Hard Drive Failure Prediction : A Rule Based Approach

Abstract

The ability to accurately predict an impending hard disk failure is important for reliable storage system design. The facility provided by most hard drive manufacturers, called S.M.A.R.T. (self-monitoring, analysis and reporting technology), has been shown by current research to have poor predictive value. The problem of finding alternatives to S.M.A.R.T. for predicting disk failure is an area of active research. In this work, we present a rule discovery methodology, and show that it is possible to construct decision support systems that can detect such failures using information recorded from live disks.

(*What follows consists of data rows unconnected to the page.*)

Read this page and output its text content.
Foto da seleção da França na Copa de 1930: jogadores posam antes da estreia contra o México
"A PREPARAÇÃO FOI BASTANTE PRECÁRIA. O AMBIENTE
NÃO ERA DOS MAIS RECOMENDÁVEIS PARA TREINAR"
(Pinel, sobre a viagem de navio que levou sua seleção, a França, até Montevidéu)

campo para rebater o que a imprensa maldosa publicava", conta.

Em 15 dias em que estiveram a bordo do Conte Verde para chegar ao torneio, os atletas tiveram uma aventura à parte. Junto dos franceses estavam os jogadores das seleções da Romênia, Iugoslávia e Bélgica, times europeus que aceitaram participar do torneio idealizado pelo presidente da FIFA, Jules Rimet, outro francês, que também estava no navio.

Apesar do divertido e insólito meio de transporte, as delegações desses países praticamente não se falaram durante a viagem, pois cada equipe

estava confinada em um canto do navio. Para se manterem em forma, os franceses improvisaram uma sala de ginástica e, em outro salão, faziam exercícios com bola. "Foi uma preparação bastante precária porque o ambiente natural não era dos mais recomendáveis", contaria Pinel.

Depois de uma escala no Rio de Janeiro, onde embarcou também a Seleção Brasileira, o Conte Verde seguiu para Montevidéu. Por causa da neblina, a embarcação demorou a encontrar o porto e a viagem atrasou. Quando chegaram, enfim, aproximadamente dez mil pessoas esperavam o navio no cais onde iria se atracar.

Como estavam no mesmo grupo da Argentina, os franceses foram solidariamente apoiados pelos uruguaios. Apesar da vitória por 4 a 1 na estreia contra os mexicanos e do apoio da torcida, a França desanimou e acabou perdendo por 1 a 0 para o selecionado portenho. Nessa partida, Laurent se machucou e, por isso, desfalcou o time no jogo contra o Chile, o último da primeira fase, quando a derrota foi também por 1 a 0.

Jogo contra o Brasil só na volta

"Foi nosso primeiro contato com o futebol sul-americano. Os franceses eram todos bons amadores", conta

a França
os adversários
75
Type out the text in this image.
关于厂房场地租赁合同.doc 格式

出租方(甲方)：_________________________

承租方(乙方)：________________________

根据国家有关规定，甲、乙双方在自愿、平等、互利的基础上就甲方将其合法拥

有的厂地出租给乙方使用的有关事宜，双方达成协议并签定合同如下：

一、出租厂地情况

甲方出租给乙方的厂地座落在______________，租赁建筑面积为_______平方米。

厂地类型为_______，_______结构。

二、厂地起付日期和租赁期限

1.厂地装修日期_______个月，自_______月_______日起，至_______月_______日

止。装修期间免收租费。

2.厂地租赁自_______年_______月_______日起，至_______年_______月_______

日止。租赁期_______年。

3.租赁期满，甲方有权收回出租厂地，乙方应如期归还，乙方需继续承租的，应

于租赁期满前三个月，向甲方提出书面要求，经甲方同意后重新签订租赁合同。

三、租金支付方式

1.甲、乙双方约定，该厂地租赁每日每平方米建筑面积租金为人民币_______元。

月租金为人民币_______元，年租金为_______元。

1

It is desired that any such prediction methodology should have high accuracy and must have ease of interpretability. Black box models can deliver highly accurate solutions but do not provide an understanding of events which explains the decision given by it. To this end we explore rule based classifiers for predicting hard disk failures from various disk events. We show that it is possible to learn easy to understand rules from disk events. Our evaluation shows that our system can be tuned either to have a high failure detection rate (i.e., classify a bad disk as bad) or to have a low false alarm rate (i.e., not classify a good disk as bad).

We also propose a modification of MLRules algorithm for classification of data with imbalanced class distributions. The existing algorithm, assuming relatively balanced class distributions and equal misclassfication costs, performs poorly in classification of such datasets. The performance can be considerably improved by introducing cost- sensitive learning to the existing framework.